Measurement noise usually makes approaches like this unworkable:

if (oldData < RefVoltage && newData > RefVoltage) {

Sorry I meant in theory ONLY peak and trough will be accurate! and in THEORY midpoints arent! I have achieved finding the midpoints but the RPM found from these wont describe the system im studying perfectly (there will be error). If I manage to effectively capture the peaks and throughs (which I so far havent been able to do) it will give me an accurate RPM that will describe the system I am testing.
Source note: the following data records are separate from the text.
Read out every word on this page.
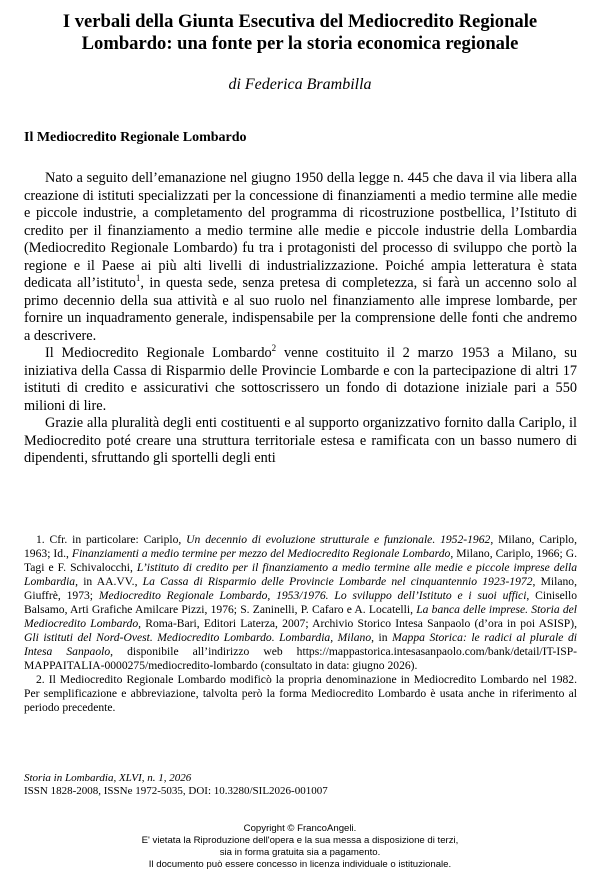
I verbali della Giunta Esecutiva del Mediocredito Regionale
Lombardo: una fonte per la storia economica regionale
di Federica Brambilla
Il Mediocredito Regionale Lombardo

Nato a seguito dell’emanazione nel giugno 1950 della legge n. 445 che dava il via libera alla creazione di istituti specializzati per la concessione di finanziamenti a medio termine alle medie e piccole industrie, a completamento del programma di ricostruzione postbellica, l’Istituto di credito per il finanziamento a medio termine alle medie e piccole industrie della Lombardia (Mediocredito Regionale Lombardo) fu tra i protagonisti del processo di sviluppo che portò la regione e il Paese ai più alti livelli di industrializzazione. Poiché ampia letteratura è stata dedicata all’istituto$^1$, in questa sede, senza pretesa di completezza, si farà un accenno solo al primo decennio della sua attività e al suo ruolo nel finanziamento alle imprese lombarde, per fornire un inquadramento generale, indispensabile per la comprensione delle fonti che andremo a descrivere.

Il Mediocredito Regionale Lombardo$^2$ venne costituito il 2 marzo 1953 a Milano, su iniziativa della Cassa di Risparmio delle Provincie Lombarde e con la partecipazione di altri 17 istituti di credito e assicurativi che sottoscrissero un fondo di dotazione iniziale pari a 550 milioni di lire.

Grazie alla pluralità degli enti costituenti e al supporto organizzativo fornito dalla Cariplo, il Mediocredito poté creare una struttura territoriale estesa e ramificata con un basso numero di dipendenti, sfruttando gli sportelli degli enti

1. Cfr. in particolare: Cariplo, Un decennio di evoluzione strutturale e funzionale. 1952-1962, Milano, Cariplo, 1963; Id., Finanziamenti a medio termine per mezzo del Mediocredito Regionale Lombardo, Milano, Cariplo, 1966; G. Tagi e F. Schivalocchi, L’istituto di credito per il finanziamento a medio termine alle medie e piccole imprese della Lombardia, in AA.VV., La Cassa di Risparmio delle Provincie Lombarde nel cinquantennio 1923-1972, Milano, Giuffrè, 1973; Mediocredito Regionale Lombardo, 1953/1976. Lo sviluppo dell’Istituto e i suoi uffici, Cinisello Balsamo, Arti Grafiche Amilcare Pizzi, 1976; S. Zaninelli, P. Cafaro e A. Locatelli, La banca delle imprese. Storia del Mediocredito Lombardo, Roma-Bari, Editori Laterza, 2007; Archivio Storico Intesa Sanpaolo (d’ora in poi ASISP), Gli istituti del Nord-Ovest. Mediocredito Lombardo. Lombardia, Milano, in Mappa Storica: le radici al plurale di Intesa Sanpaolo, disponibile all’indirizzo web https://mappastorica.intesasanpaolo.com/bank/detail/IT-ISP-MAPPAITALIA-0000275/mediocredito-lombardo (consultato in data: giugno 2026).

2. Il Mediocredito Regionale Lombardo modificò la propria denominazione in Mediocredito Lombardo nel 1982. Per semplificazione e abbreviazione, talvolta però la forma Mediocredito Lombardo è usata anche in riferimento al periodo precedente.

Storia in Lombardia, XLVI, n. 1, 2026
ISSN 1828-2008, ISSNe 1972-5035, DOI: 10.3280/SIL2026-001007
Copyright © FrancoAngeli.
E' vietata la Riproduzione dell'opera e la sua messa a disposizione di terzi,
sia in forma gratuita sia a pagamento.
Il documento può essere concesso in licenza individuale o istituzionale.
Here is my entire code for midpoint:

#include <Wire.h>



float gForceZ;

float gForceY;
float accelX;
float accelY;
float accelZ;

const int numReadings =10;
float readings[numReadings];
int readIndex = 0;
float total = 0;
float average = 0;

int k=0;
float total2;
float readings2;
float runningAvg;

int counter;
float oldAverage;
float oldTime=0;
float diff;
 
void setup() {
  Serial.begin(9600);
  Wire.begin();
  setupMPU();
 for (int thisReading = 0; thisReading<numReadings; thisReading++){
  readings[thisReading]=0;
 }
  }

void setupMPU(){
  Wire.beginTransmission(0b1101000); //This is the I2C address of the MPU (b1101000/b1101001 for AC0 low/high datasheet sec. 9.2)
  Wire.write(0x6B); //Accessing the register 6B - Power Management (Sec. 4.28)
  Wire.write(0b00000000); //Setting SLEEP register to 0. (Required; see Note on p. 9)
  Wire.endTransmission();  
  Wire.beginTransmission(0b1101000); //I2C address of the MPU
  Wire.write(0x1C); //Accessing the register 1C - Acccelerometer Configuration (Sec. 4.5) 
  Wire.write(0b00000000); //Setting the accel to +/- 2g
  Wire.endTransmission(); 
}

void loop() {
  total = total - readings[readIndex];
  
  Wire.beginTransmission(0b1101000); //I2C address of the MPU
  Wire.write(0x3B); //Starting register for Accel Readings
  Wire.endTransmission();
  Wire.requestFrom(0b1101000,6); //Request Accel Registers (3B - 40)
  while(Wire.available() < 6);      
  accelX = Wire.read()<<8|Wire.read(); //Store first two bytes into accelX
  accelY = Wire.read()<<8|Wire.read(); //Store middle two bytes into accelY
  accelZ = Wire.read()<<8|Wire.read(); //Store last two bytes into accelZ
  gForceY = accelY / 16384.0; 
  gForceZ = accelZ / 16384.0;
  
  readings[readIndex] = (gForceY + gForceZ);
  total = total +readings[readIndex];
 
  total2 = total2 + readings[readIndex];
  
  readIndex = readIndex + 1;
  
  //k = k+1;
  
 if (readIndex >=numReadings){
  readIndex = 0;
 }
  runningAvg = total2/k;     //running average for as long as program has been on
 
  average = total/numReadings;
  diff = 50*(average - oldAverage)/ (millis()-oldTime);    //finding gradient
  oldTime = millis();
  //Serial.println(average - oldAverage);
  if (oldAverage < runningAvg && average > runningAvg && diff> 0.03) {
    counter = counter +1;
  }
  
  Serial.print(average);
  Serial.print(",");
  Serial.print(runningAvg);
  Serial.print(",");
  Serial.println(counter);

  counter = 0;  
  delay(50);
  
  oldAverage = average;
  
}

To get an accurate RPM value (assuming that a single value can be used to accurately characterize the rotation), find an angular frequency that fits all the data for an entire cycle of the motion.

You should be able to fit a sine curve, but show us an example of the data.